Na condição do aquário, por sua vez, não existe essa inversão na composição dos espectros 660 nm e 730 nm. Talvez nem exista a emissão do infravermelho 730 nm em quantidade significativa. Quando as luzes se apagam, as plantas simplesmente levam horas para serem induzidas ao sono sem o estímulo das Fve e devem demorar mais ainda para completar o ciclo metabólico noturno. Não sabemos se a regularidade do fotoperíodo do aquário condiciona as plantas a entrarem no modo noturno mais rapidamente, mas de qualquer forma sabemos que é preciso pelo menos 10 horas imperturbáveis de escuro para que respirem e cresçam em paz. Com base nisso, não vale a pena prolongar o período de luz além de 8 horas para estimular as plantas e correr o risco de sacrificar seu ciclo fisiológico de manutenção e crescimento. É melhor então que se aumente a intensidade luminosa (aumentando o ritmo do sistema) e preserve o escuro mais longo e saudável. É de conhecimento dos mais experientes que 7 ou 8 horas de período de luz são o bastante para conseguir um aquário forte e bem descansado.
Figura 2 – Rotala empinando as folhas como sinal de excesso de luz ou fotoperíodo muito extenso.

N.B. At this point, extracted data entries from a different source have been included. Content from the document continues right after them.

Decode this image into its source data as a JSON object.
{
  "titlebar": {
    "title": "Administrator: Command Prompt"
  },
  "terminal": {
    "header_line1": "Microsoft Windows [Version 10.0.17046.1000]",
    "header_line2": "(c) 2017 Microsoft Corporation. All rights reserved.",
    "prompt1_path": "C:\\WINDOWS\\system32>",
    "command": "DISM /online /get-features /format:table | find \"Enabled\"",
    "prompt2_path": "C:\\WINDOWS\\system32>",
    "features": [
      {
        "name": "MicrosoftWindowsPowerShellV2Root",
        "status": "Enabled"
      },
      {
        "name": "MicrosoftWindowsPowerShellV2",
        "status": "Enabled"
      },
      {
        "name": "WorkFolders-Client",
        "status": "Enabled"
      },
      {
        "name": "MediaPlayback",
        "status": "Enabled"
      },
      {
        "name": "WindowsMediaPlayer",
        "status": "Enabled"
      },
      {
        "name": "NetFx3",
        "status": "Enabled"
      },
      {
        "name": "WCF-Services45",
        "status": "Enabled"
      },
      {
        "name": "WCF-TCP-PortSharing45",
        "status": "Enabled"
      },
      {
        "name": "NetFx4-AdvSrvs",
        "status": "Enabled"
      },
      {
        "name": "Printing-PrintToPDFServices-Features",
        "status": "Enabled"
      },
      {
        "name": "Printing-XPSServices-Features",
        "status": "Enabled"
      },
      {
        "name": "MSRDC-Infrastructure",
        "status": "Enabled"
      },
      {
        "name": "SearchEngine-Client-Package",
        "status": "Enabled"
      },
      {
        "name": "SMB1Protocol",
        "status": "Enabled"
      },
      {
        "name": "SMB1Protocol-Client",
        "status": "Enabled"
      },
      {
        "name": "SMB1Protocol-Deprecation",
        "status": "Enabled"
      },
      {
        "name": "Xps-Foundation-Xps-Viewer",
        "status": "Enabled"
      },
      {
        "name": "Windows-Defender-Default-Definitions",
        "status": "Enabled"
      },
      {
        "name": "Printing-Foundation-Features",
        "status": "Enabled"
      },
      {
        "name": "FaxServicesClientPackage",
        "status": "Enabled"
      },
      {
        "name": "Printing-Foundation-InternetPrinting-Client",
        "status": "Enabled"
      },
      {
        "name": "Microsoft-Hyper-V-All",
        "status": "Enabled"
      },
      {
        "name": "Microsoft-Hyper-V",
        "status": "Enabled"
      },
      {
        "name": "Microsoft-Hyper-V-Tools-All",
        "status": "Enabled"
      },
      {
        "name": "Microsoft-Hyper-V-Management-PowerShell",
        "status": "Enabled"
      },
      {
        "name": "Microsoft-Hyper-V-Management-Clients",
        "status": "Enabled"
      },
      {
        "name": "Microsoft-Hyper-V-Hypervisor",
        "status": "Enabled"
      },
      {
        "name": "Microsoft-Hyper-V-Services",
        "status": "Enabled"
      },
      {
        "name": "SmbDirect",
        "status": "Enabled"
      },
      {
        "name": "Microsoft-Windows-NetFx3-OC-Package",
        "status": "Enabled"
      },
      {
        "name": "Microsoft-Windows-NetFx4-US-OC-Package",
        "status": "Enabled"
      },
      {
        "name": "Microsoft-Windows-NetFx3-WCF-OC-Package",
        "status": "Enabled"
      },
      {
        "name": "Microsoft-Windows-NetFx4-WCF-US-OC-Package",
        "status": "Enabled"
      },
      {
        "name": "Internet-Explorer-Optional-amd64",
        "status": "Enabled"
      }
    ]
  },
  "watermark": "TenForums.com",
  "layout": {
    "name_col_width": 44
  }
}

Já existem luminárias que simulam essa inversão do 660-730 nm, mas não para aquários. Elas são usadas em horticultura indoor para acelerar a produção de consumo ou estimular florações. Essas luminárias fazem a rampa de inversão bem mais acentuada, o que reduz o tempo de “adormecimento” das plantas de 2 horas para apenas 15 minutos. Particularmente para os aquários, não sei onde estaria a vantagem disso, pois em sistemas de alto ritmo já existe o estresse do excesso de podas e acelerar ainda mais o crescimento pode envelhecer mais rapidamente os aquários. Contudo, se tratando se melhorar a qualidade do período de escuro das plantas, não sabemos os efeitos que isso poderia nos trazer. De qualquer maneira, acredito que os benefícios seriam irrelevantes.
Já me antecipando às dúvidas, alguns perguntariam se há problema para aqueles aquários que acendem a noite e passam o dia numa semiescuridão tomando luz indireta de janelas e sacadas. Sim, totalmente. Essas plantas estão com fotossíntese ativa sem CO2 e estão mal dormidas. Elas podem não crescer muito bem, responder mal às podas e não avermelhar com facilidade porque podem estar sofrendo em algum nível de foto inibição, sem contar com o problema foto respiratório que não vamos tratar aqui (esse sim está bem descrito no Livro 2 e suas consequências no Livro 3). O ideal é que se ajuste o fotoperíodo para diminuir ao máximo o tempo de escuridão perturbada que pode ser facilmente percebida com as plantas se inclinando para a fonte de luz indesejada, o que é uma evidência clara de que estão com fotossíntese ativa em período que não deveriam estar. Em casos de muita exposição de luz indesejada pode ser uma boa ideia cobrir o aquário com tecido escuro ou bloqueador. Sei que não é agradável fazer isso, mas para alguns essa pode ser a única solução para sincronizar o momento em que estão em casa com luz ativa em condições de fertilizar (sempre fertilize na luz) e o período de escuridão sem perturbações.